Statistical analysis

Data of two calves had to be removed from analyses as they died of perforated abomasal ulcers (confirmed by necropsy, one calf of EPI, another of INJ) on d 5 and 6 respectively.

Data of these calves are discussed elsewhere (Chapter 2). For final analyses, data of 27 calves (INH (n = 10), INJ (n = 9), EPI (n = 8)) remained.

Data were analysed using a commercial statistical analysis program (Statistical Analysing System, release 9.1 for Windows, SAS Institute Inc., Cary, N.C., USA). Data are presented as means with standard deviations. Results were analyzed by two-way analysis of variance for repeated measurements (Proc GLM, Repeated-Statement). Subsequently group means at different points of time were tested for statistical differences using the LSMEANS statement (pdiff/tdiff option). Differences between means and baseline within groups were tested using t-tests for paired observations. Results of the scoring systems were analysed with signed rank test for differences between each measurement and baseline. Groups were compared using the Wilcoxon test. For dichotomous traits Fisher’s exact test was used. The significance level was set at P = 0.05.

3.4. Results

The 27 evaluated calves went through surgical procedure (mean duration 65 min) without anaesthetic complications (Offinger 2010).

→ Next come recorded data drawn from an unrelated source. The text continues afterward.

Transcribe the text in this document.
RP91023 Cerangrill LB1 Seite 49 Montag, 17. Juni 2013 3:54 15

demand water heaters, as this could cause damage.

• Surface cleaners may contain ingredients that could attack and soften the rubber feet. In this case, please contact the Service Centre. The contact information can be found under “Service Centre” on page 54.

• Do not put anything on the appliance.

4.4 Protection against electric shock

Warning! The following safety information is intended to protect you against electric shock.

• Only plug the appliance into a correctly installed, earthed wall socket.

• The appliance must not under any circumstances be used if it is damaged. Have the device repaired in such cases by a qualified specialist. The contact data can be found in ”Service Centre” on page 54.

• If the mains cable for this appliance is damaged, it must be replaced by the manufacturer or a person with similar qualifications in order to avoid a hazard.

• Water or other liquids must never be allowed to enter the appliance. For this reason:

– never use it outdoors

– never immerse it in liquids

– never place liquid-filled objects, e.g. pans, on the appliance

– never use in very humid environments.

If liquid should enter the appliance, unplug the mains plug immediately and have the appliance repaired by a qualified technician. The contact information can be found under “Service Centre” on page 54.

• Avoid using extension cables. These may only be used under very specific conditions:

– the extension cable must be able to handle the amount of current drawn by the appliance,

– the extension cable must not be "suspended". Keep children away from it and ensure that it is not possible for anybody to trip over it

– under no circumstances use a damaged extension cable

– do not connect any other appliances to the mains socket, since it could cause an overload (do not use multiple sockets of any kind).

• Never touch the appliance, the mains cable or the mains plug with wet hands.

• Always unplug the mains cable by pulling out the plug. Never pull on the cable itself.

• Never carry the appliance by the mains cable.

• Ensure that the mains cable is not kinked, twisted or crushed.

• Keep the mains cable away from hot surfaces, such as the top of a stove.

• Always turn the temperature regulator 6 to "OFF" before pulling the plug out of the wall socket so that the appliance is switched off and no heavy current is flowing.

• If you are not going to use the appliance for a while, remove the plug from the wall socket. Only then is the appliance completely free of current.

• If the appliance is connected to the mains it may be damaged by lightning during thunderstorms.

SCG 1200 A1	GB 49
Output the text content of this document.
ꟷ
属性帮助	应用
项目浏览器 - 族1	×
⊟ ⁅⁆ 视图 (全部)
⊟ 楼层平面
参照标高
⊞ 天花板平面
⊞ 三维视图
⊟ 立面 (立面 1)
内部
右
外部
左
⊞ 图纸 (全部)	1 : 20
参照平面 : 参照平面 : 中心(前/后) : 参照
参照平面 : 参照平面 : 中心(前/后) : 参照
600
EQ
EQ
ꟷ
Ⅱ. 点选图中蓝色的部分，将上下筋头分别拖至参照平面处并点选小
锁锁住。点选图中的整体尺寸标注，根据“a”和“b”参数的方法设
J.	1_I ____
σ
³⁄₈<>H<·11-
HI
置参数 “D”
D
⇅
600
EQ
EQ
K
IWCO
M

3.4.1. Milk intake, total energy intake and daily weight gain

When milk was offered for the first time after surgery (three h post op) all calves got up immediately, were able to stand firmly and drank the total amount of provided milk. Between d 1 and 6 milk intake was refused twice in INH (n = 10) group, twelve times in INJ group (n = 9) and once in EPI group (n = 8) with a significant difference between INJ and EPI group on d 3. Means of milk intake (kg kg BW^-1 d^-1) and total energy intake (MJ ME calf^-1 d^-1) decreased in all groups after surgery, in INJ group the difference was significant to baseline.

While mean daily weight gain before surgery (d -5 to -1) was highest in INJ compared to INH and EPI group (not significant) weight gain of INJ group was lowest (significant difference between INJ and INH) after surgery (d 1 to 6). In INJ group mean weight gain was significantly lower after surgery compared to before surgery (Table 2).

3.4.2. Clinical and behavioural monitoring

Mean rectal temperature in INJ group remained higher compared to other groups until d 5 with significant differences on d 1, 2 and 3 (Figure 3).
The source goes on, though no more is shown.